Generic AI personas repeat the same cultural clichés. The ethnography pipeline is what prevents that in Boses. Before generating any persona, Boses crawls public sources in your target market, extracts structured consumer signals using an LLM, and stores a cultural context snapshot. That snapshot is injected into every persona’s generation prompt.
The result is personas that carry real attitudes — specific brands they trust or distrust, real digital habits, current concerns — rather than assumed ones.
Why it matters
Imagine you are testing a new buy-now-pay-later product in the Philippines. A persona grounded in current signals will know that GCash dominates mobile payments, that certain banks are distrusted by younger consumers, and that there is active discourse on Reddit about hidden fees in credit products. A generic persona will not. That difference determines whether your simulation surfaces insights you can act on.
Data sources
The pipeline pulls from three public sources per market:
| Source | Markets | What it captures |
|---|
| Reddit | r/Philippines, r/indonesia, r/VietNam | Current consumer discourse — trending concerns, product sentiment, cultural moments as they emerge in community discussion |
| Shopee reviews | PH, ID, VN | Real purchase opinions from active shoppers: what they love, what disappoints them, price sensitivity, and brand comparisons at the moment of transaction |
| Google Play Store | GCash (PH), Gojek (ID), MoMo (VN) | Digital service trust, UX frustrations, and attitudes toward fintech and super-app ecosystems — the dominant digital infrastructure of each market |
Supported markets are PH (Philippines), ID (Indonesia), and VN (Vietnam). Snapshots are shared across all projects within the same market. If your company has five active projects targeting the Philippines, they all draw from the same PH snapshot.
Raw content from all sources passes through an LLM that extracts structured signals. Each snapshot stores the following signal types:
| Signal | Description |
|---|
trusted_brands | Brands that consumers speak positively about in current discourse |
distrusted_brands | Brands with active negative sentiment — distrust, disappointment, or avoidance |
digital_habits | How people use apps, payment methods, social platforms, and delivery services day to day |
price_sensitivity_signals | Expressions of value-consciousness, bargain-hunting behaviour, or aspirational spending patterns |
cultural_moments | Current events, trends, or shared experiences shaping consumer mood and priorities right now |
These signals become part of every persona’s generation context. A persona generated from a PH snapshot will reflect the specific brands and digital behaviours that Filipinos are talking about today — not a generalised summary of Filipino consumer behaviour.
Quality gate
Each snapshot receives a quality_score between 0.0 and 1.0 based on the volume and consistency of extracted signals. Only snapshots scoring above 0.5 are activated. If all data sources are unavailable during a crawl, the pipeline will not overwrite a healthy existing snapshot. Your personas continue to use the last valid data rather than degraded output.
Auto-refresh
You do not need to manage snapshot freshness manually. The pipeline triggers automatically in two situations:
- When you create a new persona group for a market, Boses queues a background refresh alongside generation.

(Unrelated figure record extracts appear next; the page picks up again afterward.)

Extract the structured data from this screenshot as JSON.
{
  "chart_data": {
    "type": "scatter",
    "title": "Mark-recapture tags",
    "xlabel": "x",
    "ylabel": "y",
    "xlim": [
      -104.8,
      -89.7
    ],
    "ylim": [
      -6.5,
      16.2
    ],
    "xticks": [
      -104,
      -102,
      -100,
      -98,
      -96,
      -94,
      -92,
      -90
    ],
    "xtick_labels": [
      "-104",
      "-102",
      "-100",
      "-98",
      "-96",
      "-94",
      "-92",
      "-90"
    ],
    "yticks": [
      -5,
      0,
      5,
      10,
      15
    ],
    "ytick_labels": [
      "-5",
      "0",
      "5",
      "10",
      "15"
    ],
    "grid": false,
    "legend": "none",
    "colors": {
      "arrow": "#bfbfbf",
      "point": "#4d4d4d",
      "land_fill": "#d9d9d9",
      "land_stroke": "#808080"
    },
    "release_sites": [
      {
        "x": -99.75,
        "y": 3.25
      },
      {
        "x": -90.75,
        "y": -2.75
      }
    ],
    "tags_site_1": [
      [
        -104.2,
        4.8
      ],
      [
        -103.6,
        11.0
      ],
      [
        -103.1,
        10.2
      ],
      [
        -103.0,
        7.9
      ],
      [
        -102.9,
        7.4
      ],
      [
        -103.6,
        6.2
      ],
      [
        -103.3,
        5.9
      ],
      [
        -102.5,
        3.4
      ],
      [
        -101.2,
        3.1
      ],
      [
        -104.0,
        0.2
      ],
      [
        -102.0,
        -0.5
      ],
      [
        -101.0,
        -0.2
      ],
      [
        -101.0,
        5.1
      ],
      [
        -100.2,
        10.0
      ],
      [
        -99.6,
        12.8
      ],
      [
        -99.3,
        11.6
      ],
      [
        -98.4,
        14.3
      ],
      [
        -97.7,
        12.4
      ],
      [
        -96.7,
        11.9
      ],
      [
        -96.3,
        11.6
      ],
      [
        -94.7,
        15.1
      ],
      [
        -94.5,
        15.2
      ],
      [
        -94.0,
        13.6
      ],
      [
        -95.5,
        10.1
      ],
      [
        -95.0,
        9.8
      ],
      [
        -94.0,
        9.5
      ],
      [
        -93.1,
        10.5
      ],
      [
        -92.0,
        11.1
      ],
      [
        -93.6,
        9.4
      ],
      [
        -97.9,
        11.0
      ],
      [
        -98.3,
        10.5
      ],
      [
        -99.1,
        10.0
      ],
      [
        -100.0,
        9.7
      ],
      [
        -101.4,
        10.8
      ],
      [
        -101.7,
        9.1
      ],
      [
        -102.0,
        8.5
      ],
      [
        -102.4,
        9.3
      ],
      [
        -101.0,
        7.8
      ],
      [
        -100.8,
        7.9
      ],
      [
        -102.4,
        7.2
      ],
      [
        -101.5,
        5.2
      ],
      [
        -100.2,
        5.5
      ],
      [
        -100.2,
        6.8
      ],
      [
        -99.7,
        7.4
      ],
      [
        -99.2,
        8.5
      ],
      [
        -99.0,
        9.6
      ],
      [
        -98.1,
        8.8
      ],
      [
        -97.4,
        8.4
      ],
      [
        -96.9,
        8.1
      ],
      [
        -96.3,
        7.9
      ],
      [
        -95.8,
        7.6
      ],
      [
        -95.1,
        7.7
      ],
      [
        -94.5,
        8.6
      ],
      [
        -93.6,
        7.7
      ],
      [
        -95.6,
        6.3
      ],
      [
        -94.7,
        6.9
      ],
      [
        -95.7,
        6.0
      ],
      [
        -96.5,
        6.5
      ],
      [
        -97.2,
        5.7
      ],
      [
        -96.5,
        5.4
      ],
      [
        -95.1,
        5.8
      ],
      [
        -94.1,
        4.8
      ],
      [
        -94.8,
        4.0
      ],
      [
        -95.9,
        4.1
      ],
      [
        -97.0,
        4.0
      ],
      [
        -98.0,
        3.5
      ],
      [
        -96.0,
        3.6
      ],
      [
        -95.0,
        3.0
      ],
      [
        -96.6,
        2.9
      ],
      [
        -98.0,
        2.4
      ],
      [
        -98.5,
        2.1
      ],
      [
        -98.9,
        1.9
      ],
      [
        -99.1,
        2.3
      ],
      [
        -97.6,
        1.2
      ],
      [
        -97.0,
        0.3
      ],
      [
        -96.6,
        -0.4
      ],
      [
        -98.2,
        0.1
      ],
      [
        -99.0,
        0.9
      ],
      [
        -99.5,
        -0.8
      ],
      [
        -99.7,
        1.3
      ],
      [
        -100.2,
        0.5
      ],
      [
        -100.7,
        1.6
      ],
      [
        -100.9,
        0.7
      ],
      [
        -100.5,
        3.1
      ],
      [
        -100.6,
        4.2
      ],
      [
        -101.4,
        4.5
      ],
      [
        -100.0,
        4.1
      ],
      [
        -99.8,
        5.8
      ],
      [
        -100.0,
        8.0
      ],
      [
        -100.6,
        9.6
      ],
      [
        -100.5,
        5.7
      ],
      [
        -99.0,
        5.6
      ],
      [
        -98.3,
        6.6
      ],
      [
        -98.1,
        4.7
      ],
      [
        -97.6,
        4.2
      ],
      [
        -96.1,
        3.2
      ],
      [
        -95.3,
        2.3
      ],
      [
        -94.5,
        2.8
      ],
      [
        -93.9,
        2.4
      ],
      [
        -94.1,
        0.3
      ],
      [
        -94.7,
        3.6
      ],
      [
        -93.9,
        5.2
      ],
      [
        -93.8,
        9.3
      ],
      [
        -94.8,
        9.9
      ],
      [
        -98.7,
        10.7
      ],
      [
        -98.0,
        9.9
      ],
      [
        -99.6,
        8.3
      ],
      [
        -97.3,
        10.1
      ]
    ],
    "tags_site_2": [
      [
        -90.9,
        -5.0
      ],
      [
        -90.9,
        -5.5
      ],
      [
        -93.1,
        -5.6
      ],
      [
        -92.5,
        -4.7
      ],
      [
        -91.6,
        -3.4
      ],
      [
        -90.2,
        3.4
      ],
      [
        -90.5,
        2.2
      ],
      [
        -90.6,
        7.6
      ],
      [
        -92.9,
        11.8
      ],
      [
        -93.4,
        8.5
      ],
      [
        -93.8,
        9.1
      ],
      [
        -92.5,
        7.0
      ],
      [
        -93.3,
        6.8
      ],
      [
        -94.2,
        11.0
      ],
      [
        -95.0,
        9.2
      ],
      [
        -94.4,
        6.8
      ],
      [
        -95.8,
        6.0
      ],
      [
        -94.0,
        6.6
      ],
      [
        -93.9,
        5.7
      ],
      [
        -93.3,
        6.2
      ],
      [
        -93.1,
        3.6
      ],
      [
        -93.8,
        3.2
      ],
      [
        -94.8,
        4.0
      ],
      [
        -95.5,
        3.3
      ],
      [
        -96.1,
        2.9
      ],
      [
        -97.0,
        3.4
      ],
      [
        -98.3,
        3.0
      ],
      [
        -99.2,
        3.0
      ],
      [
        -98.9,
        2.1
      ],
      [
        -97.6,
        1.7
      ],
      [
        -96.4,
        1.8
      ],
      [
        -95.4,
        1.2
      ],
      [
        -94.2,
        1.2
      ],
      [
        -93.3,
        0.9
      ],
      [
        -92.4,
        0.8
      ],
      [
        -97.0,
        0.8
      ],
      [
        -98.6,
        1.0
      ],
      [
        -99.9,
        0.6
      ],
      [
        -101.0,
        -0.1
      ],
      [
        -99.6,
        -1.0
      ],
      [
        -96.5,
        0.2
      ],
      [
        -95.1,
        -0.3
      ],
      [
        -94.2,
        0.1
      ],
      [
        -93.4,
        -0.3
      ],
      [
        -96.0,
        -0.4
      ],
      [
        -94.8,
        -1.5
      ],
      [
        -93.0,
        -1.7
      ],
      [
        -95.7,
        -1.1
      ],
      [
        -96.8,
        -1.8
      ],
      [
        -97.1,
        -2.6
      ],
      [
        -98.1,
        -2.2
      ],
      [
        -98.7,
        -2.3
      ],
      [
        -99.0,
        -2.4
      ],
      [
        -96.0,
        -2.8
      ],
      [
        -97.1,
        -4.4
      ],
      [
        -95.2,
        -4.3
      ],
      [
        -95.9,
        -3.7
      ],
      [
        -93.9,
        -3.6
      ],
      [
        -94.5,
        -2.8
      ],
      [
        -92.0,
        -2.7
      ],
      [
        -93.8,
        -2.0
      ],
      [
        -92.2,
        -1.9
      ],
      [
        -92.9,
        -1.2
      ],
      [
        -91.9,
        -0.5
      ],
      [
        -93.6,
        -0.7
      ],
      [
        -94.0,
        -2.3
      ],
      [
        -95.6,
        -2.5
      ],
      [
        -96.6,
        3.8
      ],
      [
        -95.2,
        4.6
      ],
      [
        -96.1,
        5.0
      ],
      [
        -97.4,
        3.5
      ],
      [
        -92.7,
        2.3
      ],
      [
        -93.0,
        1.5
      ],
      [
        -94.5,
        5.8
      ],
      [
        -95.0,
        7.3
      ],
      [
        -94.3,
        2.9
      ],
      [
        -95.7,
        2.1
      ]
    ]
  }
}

- Staleness check — if the active snapshot for your target market is older than 7 days at the time of persona group creation, a refresh runs before generation proceeds.
The fresher the snapshot, the more current the consumer signals baked into your personas. If you are running research on a time-sensitive topic — a product launch, a cultural event, a competitor move — create a new persona group to trigger a fresh crawl rather than reusing one generated weeks earlier.
Vertical targeting
By default, the pipeline crawls general top posts and bestseller categories. If your research targets a specific industry, you can request a vertical-focused snapshot by contacting your account team. Supported verticals include: fintech, beauty, food delivery, telco, gaming — or any category relevant to your research. A vertical snapshot concentrates signals on the topic area, so personas generated from it carry more specific attitudes and brand awareness for that space.
If you are running research on a specific industry vertical and want personas that reflect current discourse in that category, reach out to your account team to request a targeted refresh before generating personas.